Я раздумывала, не повернуть ли назад — вернуться в знакомый коридор к себе на службу и дождаться там привычного часа или зайти в кафе. В эту минуту подъехал автобус. Я была неспособна больше сопротивляться внешним обстоятельствам и покорно вошла в него.
Было по-прежнему тепло, но становилось все прохладнее. Шофера я не знала; в автобусе ехало всего четверо пассажиров, тоже мне незнакомых.
Я не пыталась даже пустить свои мысли по накатанной колее. Я была в том состоянии, когда одни картины стремительно и непредсказуемо сменяются другими, и управлять этим зрелищем уже невозможно.

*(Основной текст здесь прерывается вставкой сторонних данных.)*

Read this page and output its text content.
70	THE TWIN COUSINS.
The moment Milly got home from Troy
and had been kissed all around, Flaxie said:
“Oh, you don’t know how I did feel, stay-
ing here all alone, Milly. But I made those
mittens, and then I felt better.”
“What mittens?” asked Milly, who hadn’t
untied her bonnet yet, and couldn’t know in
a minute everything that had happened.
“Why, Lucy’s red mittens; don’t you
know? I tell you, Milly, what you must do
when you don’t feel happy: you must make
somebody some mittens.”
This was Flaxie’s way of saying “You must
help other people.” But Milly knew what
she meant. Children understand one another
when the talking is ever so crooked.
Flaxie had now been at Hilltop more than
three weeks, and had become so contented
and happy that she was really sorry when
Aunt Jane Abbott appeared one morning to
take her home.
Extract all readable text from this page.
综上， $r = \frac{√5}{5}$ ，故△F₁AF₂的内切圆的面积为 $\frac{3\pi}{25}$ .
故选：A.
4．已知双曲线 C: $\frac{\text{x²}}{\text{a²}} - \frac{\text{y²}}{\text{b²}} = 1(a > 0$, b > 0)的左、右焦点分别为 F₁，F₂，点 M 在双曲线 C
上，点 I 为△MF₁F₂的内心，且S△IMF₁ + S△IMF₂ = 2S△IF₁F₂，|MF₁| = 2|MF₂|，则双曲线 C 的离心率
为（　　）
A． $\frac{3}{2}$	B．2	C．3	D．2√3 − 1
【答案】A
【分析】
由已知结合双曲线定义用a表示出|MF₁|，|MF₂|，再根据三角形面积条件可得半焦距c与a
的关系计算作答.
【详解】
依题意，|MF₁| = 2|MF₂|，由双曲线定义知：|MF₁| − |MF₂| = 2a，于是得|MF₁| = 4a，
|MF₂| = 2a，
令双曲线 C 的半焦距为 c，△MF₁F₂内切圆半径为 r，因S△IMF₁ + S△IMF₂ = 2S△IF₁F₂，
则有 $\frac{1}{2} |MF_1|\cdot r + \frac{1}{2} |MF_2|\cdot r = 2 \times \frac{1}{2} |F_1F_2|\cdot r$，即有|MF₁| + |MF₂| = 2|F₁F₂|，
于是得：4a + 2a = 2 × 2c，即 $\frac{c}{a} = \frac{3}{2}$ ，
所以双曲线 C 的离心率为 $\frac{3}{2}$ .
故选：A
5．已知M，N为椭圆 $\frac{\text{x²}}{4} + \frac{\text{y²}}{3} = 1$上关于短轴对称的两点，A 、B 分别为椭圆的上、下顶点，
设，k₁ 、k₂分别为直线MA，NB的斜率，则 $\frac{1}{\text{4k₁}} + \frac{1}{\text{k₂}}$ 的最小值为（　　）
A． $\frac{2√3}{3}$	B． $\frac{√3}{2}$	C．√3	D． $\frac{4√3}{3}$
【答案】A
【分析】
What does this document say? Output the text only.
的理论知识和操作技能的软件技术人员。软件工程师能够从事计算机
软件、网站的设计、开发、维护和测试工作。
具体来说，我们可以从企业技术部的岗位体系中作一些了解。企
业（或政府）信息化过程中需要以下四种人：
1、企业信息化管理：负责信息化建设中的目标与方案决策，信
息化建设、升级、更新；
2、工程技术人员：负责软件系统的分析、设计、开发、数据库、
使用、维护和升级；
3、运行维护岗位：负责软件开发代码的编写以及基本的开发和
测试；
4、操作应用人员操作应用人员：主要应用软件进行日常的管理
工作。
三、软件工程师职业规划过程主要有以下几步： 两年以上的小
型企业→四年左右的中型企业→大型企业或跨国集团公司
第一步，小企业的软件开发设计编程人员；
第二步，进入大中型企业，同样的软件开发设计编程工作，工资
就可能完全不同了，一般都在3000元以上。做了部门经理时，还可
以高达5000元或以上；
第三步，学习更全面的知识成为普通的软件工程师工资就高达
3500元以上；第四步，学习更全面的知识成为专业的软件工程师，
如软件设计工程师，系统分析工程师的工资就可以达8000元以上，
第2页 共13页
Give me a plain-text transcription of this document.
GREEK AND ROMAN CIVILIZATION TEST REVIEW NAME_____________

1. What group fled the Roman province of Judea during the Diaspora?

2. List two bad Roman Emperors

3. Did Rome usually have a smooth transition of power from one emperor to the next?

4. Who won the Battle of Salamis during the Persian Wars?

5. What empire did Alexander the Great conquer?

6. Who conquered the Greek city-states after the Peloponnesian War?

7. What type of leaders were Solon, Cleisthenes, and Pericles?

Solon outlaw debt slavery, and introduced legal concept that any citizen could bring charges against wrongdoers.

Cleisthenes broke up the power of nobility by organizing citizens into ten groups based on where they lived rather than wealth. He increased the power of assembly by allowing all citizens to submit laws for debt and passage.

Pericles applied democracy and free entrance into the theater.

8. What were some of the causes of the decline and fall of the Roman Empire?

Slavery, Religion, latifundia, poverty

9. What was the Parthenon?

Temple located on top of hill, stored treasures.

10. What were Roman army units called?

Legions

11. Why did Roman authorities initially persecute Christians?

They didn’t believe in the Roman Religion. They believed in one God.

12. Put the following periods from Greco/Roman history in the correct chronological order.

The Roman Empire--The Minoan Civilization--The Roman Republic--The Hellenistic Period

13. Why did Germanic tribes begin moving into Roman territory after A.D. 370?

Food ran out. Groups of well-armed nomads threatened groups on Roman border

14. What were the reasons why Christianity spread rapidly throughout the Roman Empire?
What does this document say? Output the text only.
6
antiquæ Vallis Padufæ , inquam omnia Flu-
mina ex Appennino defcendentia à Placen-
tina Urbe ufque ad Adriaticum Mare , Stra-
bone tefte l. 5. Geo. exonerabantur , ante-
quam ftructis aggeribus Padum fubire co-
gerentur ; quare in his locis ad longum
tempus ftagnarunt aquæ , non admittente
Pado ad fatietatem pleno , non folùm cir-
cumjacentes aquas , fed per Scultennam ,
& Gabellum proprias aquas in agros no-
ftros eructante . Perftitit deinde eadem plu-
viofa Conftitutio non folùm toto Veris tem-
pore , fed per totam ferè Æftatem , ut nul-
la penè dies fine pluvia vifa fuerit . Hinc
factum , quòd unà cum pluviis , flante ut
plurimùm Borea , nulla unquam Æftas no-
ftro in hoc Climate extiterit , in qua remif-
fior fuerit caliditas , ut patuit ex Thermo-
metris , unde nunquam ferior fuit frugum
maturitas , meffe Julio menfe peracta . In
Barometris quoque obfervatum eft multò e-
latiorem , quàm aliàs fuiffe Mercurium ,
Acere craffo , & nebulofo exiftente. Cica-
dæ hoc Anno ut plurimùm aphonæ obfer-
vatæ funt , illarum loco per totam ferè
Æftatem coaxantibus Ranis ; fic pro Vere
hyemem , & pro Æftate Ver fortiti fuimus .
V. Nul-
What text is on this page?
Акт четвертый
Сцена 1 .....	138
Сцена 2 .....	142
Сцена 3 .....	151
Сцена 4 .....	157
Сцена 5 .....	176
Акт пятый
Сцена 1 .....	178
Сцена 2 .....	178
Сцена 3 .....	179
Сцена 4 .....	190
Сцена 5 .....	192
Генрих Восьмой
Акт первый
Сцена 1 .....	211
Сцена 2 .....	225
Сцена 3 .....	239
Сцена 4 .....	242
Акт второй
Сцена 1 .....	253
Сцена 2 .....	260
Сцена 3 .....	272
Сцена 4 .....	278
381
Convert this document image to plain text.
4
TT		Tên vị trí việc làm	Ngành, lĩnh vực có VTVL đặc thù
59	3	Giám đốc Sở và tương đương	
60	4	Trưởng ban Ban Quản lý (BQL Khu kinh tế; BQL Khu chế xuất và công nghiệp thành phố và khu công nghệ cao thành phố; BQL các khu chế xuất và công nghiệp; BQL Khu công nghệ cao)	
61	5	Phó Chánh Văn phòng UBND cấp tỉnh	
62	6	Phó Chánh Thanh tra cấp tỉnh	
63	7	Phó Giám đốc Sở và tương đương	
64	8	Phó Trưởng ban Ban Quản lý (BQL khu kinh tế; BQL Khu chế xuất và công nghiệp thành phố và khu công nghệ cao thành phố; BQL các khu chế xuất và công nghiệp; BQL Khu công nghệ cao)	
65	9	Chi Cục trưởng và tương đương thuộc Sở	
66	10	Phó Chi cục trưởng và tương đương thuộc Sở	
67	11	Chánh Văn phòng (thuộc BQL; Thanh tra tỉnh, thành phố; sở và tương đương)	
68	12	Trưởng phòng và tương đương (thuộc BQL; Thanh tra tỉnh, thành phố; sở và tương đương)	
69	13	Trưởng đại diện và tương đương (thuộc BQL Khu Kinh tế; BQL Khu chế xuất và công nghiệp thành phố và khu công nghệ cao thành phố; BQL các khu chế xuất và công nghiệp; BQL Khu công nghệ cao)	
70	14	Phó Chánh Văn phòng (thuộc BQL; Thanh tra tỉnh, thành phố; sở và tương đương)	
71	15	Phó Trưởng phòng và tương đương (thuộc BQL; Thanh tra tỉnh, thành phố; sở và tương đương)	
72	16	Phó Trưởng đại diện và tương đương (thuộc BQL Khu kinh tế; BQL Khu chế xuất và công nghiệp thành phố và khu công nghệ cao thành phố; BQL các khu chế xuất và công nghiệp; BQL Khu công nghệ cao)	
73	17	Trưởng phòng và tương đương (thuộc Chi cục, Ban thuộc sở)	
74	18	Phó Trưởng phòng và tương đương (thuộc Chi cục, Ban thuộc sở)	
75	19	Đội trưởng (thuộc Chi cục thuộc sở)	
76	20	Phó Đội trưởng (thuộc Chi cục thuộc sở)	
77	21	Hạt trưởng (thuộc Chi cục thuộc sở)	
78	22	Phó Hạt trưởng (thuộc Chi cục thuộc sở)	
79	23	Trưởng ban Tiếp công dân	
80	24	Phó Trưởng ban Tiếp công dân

Передо мной всплывало лицо мсье Мартино, когда я подошла открыть окно, потом когда я наклонилась над ним; возникала Мари с револьвером в руке, напряженно вытянутая, как шпага, а в глазах — кощунственная радость борца за правду; видела Антуанетту, защищающую аралию, точно ребенка, которому грозит опасность, прикасающуюся губами к самому хилому листику.
Эта сцена должна была показаться мне знакомой, мне, так долго бывшей подругой поборника справедливости; но, грустная и бессмысленная, она вовсе не была похожа ни на одну из тех, что я пережила с д’Артаньяном. И мой долгий опыт, который я считала своим достоянием, оказался ложным, мечта играла со мной свою последнюю партию.
Пока сегодняшнее утро прокручивалось передо мной рваными и беспорядочными эпизодами, я, вероятно, на дорогу ни разу и не взглянула. Не знаю, когда мы вдруг изменили маршрут. Я просто отметила, что не узнаю мест, где мы едем. Первым незнакомым объектом, который я увидела, были какие-то приоткрытые двойные ставни; над ними висело слово «Салун». Только когда до моих ушей долетели три-четыре перекрещивающиеся мелодии с каруселей, я поняла, что мы попали на сельский праздник. Двигались мы со скоростью шага, попавшие в чудовищный затор. На какую-то минуту я испугалась, что ошиблась и села не в тот автобус, потом у меня возникла нелепая мысль, что наш автобус заблудился, однако немногочисленные пассажиры и водитель были безмятежны. Хотя я всегда очень внимательно изучаю своих спутников, этих описать не могу. Достаточно сказать, что из-за событий сегодняшнего утра я слишком погрузилась в себя. Надо вечером прежде всего отыскать куницу. Это показалось мне в высшей степени важным: единственным способом вернуть себе самообладание и, как я странно про себя это сформулировала, «снова взять все в свои руки». Если горжетка в хорошем состоянии, я буду ее носить. Многие уже опять надели эти меховые шарфики. Если она очень вытертая, я ее выкину, и все войдет в свою колею. Во всяком случае, надо выбросить тот связанный крючком квадратик, начатый сегодня утром, нет для него места в моих планах.